After what seems like an age the day of the barbecue finally arrived! The first job was to collect all the meat – trying to fit 160 burgers and sausages into the communal fridge finally put my tetris skills to good use. A day of bread slicing and salad prep followed until 4:30 arrived and all the PhD students were rounded up to transform the lawn next to the department into a summer party paradise. What looked like an explosion in a bunting factory, one extremely innuendo ridden marquee erection later and with the BBQs lit everything was ready for the guests.
Primarily being a barbecue the food was of utmost importance. As the guests began to arrive the brilliant (or foolish) volunteers were hard at work keeping up with the demand for sausages and burgers. Fortunately the weather held out and we ended up with a rather glorious evening. It was lovely to be sat out on the sunny lawn with a glass of sangria surrounded by people enjoying an event that you’d put together. However we couldn’t just sit back and watch the clouds all evening, there was the Ceilidh to come.
Following rave reviews last year the Hogs Back Band made their triumphant return. For those not in the know a ceilidh is a party with folk music and traditional dances. I don’t know about you but I don’t have a repertoire of traditional folk dances memorised. Luckily for us the band came with a caller who explains all the dance, gives some interesting facts and helps pressure some ‘volunteers’ to get up and dance.

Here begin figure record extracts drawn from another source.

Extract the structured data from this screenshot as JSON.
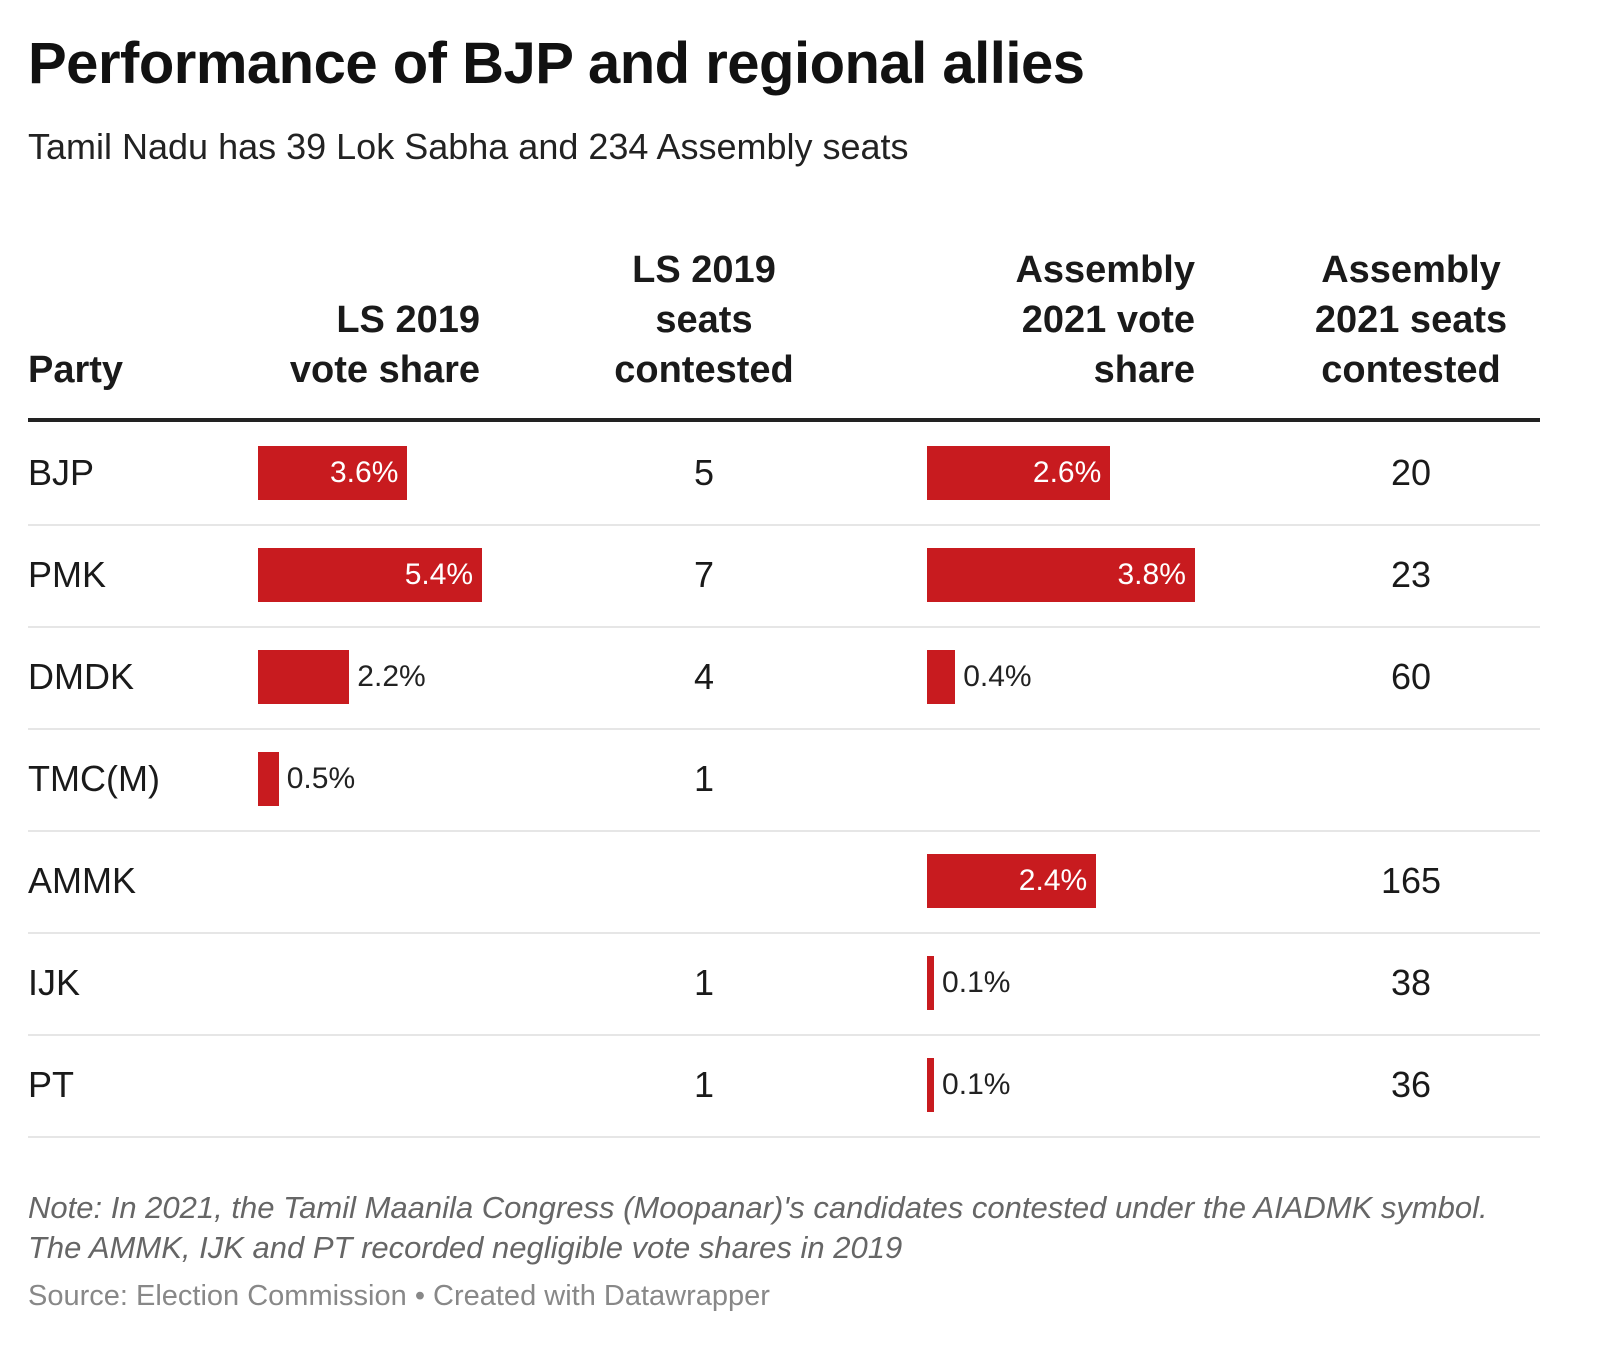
{
  "title": "Performance of BJP and regional allies",
  "subtitle": "Tamil Nadu has 39 Lok Sabha and 234 Assembly seats",
  "note": "Note: In 2021, the Tamil Maanila Congress (Moopanar)'s candidates contested under the AIADMK symbol. The AMMK, IJK and PT recorded negligible vote shares in 2019",
  "source": "Source: Election Commission • Created with Datawrapper",
  "colors": {
    "bar": "#c81b1f"
  },
  "chart_data": {
    "type": "table",
    "columns": [
      "Party",
      "LS 2019 vote share",
      "LS 2019 seats contested",
      "Assembly 2021 vote share",
      "Assembly 2021 seats contested"
    ],
    "rows": [
      {
        "party": "BJP",
        "ls_share": 3.6,
        "ls_share_label": "3.6%",
        "ls_seats": "5",
        "as_share": 2.6,
        "as_share_label": "2.6%",
        "as_seats": "20"
      },
      {
        "party": "PMK",
        "ls_share": 5.4,
        "ls_share_label": "5.4%",
        "ls_seats": "7",
        "as_share": 3.8,
        "as_share_label": "3.8%",
        "as_seats": "23"
      },
      {
        "party": "DMDK",
        "ls_share": 2.2,
        "ls_share_label": "2.2%",
        "ls_seats": "4",
        "as_share": 0.4,
        "as_share_label": "0.4%",
        "as_seats": "60"
      },
      {
        "party": "TMC(M)",
        "ls_share": 0.5,
        "ls_share_label": "0.5%",
        "ls_seats": "1",
        "as_share": null,
        "as_share_label": "",
        "as_seats": ""
      },
      {
        "party": "AMMK",
        "ls_share": null,
        "ls_share_label": "",
        "ls_seats": "",
        "as_share": 2.4,
        "as_share_label": "2.4%",
        "as_seats": "165"
      },
      {
        "party": "IJK",
        "ls_share": null,
        "ls_share_label": "",
        "ls_seats": "1",
        "as_share": 0.1,
        "as_share_label": "0.1%",
        "as_seats": "38"
      },
      {
        "party": "PT",
        "ls_share": null,
        "ls_share_label": "",
        "ls_seats": "1",
        "as_share": 0.1,
        "as_share_label": "0.1%",
        "as_seats": "36"
      }
    ]
  }
}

The first people on the dance floor were the kids and families, but after a couple of songs, some social pressure and a touch of dutch courage the students and staff started to get up. For a supposedly well educated group some of the dances caused us a bit of trouble; fortunately the band’s caller was on hand to put us to rights and publicly shame the group that were having the most trouble. Let me tell you dancing to a ceilidh is a proper work out! Good job there was a stack of desserts brought by some of meteorology’s excellent bakers to keep us going.
After the sun had set everyone was rounded up for the final dance, with a lot of galloping round a giant circle and spinning round we were almost done. Just tidying up and then back inside for the afterparty.
All in all it was a great event to get everyone together and get the students and staff to mix in a social setting. Watching your supervisor dancing a ceilidh with their children certainly helps you remember that they’re real people too. It’s so lovely to be part of such a sociable department and be reminded that there’s more to life than your PhD.